By MacKenzie C. Babb
IIP Staff Writer
The United States, the European Union and Japan are filing a case against China for violating international trade rules by unfairly limiting exports of rare earth minerals, a key component in high-tech products manufactured around the world. They requested consultations with the Chinese government through the World Trade Organization March 13, a first step toward asking for a dispute resolution.
“We’ve got a constructive economic relationship with China and, whenever possible, we are committed to working with them to address our concerns,” President Obama said in announcing the new trade case from the White House.
“We prefer dialogue,” Obama said. “But when it is necessary, I will take action if our workers and our businesses are being subjected to unfair practices.”
China holds at least 95 percent of the rare earth minerals in dispute, which senior Obama administration officials say are critical to the production of clean-energy technologies such as hybrid car batteries, wind turbines and energy-efficient lighting.
“We’ve got to take control of our energy future, and we can’t let that energy industry take root in some other country because they were allowed to break the rules,” Obama said.
Administration officials said the minerals are also used to manufacture steel, advanced electronics, automobiles and petroleum products in countries around the world.
Obama said that for these sectors to continue to produce, businesses need access to rare earth minerals supplied by China.
“Now if China would simply let the market work on its own, we’d have no objections,” Obama said. “But their policies currently are preventing that from happening, and they go against the very rules that China agreed to follow” as a member of the World Trade Organization.
By limiting exports of rare earth minerals, senior administration officials said, Beijing has given Chinese companies an unfair advantage in the production of high-technology products. One official said this export restraint has resulted in harmful disruptions in supply chains around the world.
The case is Obama’s latest in a series of measures cracking down on trade enforcement. The president said he recently signed a bill to help American companies facing unfair foreign competition.
“Because of subsidies from foreign governments, some of their foreign competitors are selling products at an artificially low price,” Obama said. “That needs to stop.”
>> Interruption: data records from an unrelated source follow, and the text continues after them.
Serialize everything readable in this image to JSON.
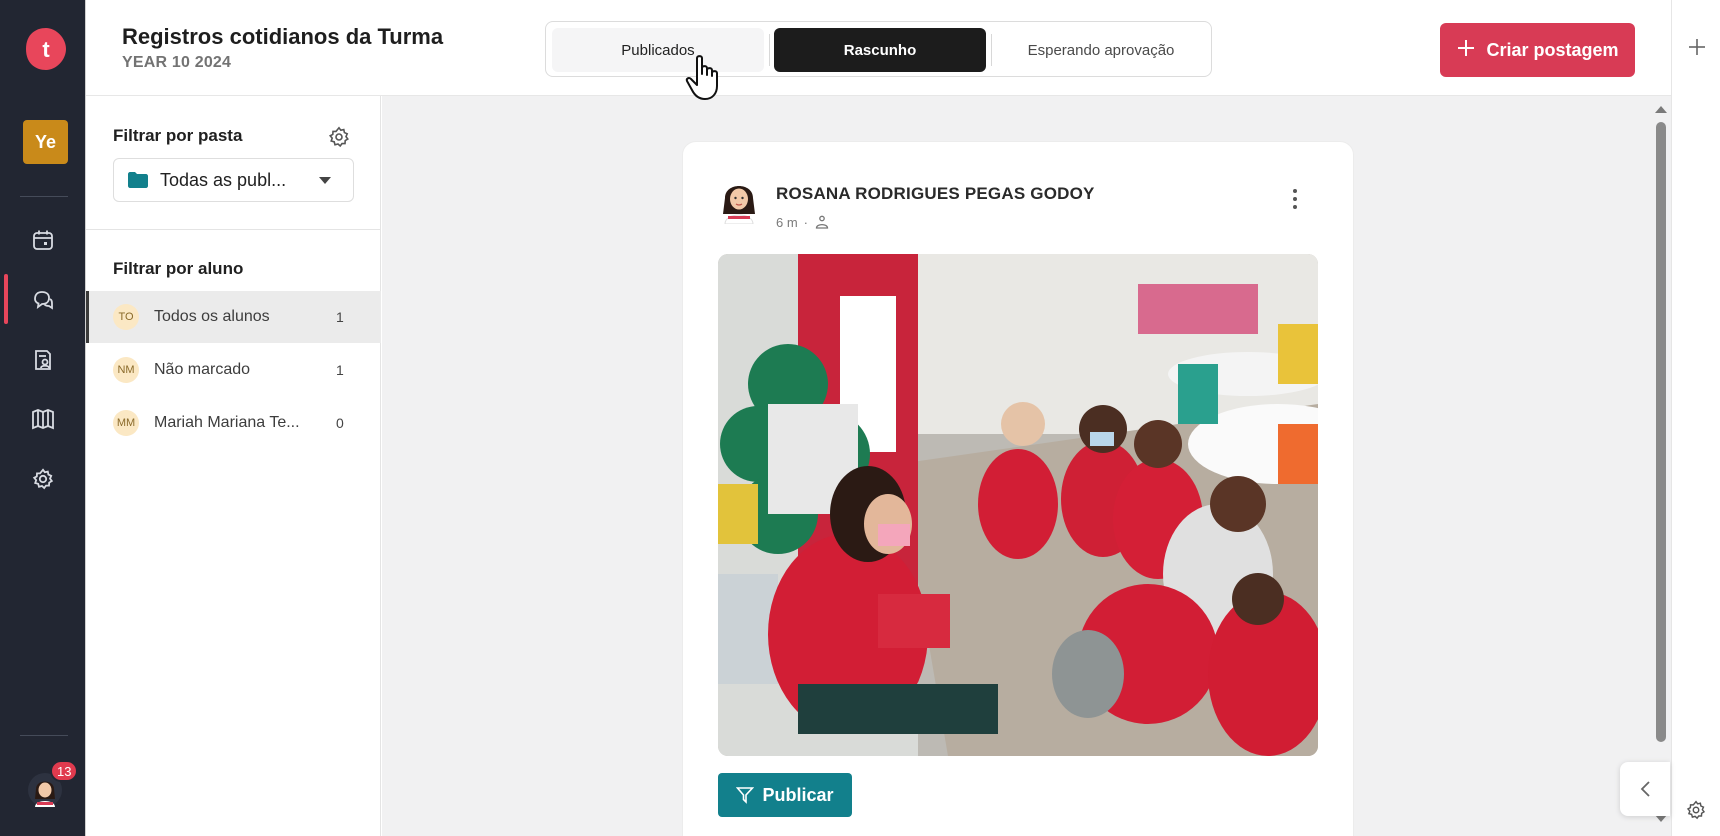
{
  "app": {
    "logo_letter": "t",
    "workspace_badge": "Ye",
    "notification_count": "13",
    "brand_color": "#e8465b"
  },
  "header": {
    "title": "Registros cotidianos da Turma",
    "subtitle": "YEAR 10 2024",
    "tabs": [
      {
        "label": "Publicados",
        "state": "hover"
      },
      {
        "label": "Rascunho",
        "state": "selected"
      },
      {
        "label": "Esperando aprovação",
        "state": "default"
      }
    ],
    "create_button": "Criar postagem"
  },
  "nav": {
    "icons": [
      "calendar-icon",
      "chat-icon",
      "student-report-icon",
      "library-icon",
      "settings-icon"
    ]
  },
  "filters": {
    "folder_heading": "Filtrar por pasta",
    "folder_selected": "Todas as publ...",
    "student_heading": "Filtrar por aluno",
    "students": [
      {
        "initials": "TO",
        "name": "Todos os alunos",
        "count": "1"
      },
      {
        "initials": "NM",
        "name": "Não marcado",
        "count": "1"
      },
      {
        "initials": "MM",
        "name": "Mariah Mariana Te...",
        "count": "0"
      }
    ]
  },
  "post": {
    "author": "ROSANA RODRIGUES PEGAS GODOY",
    "time": "6 m",
    "publish_button": "Publicar"
  }
}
He said that when the playing field is level, American workers and businesses will “always be able to compete and succeed.”
“But the key is to make sure the playing field is level, and, frankly, sometimes it’s not,” Obama said.
In February, the president created the Interagency Trade Enforcement Center to investigate unfair international trade practices.
“Our competitors should be on notice: You will not get away with skirting the rules,” Obama said.
The president pledged to continue working to give all workers and businesses a fair shot at success in the global economy.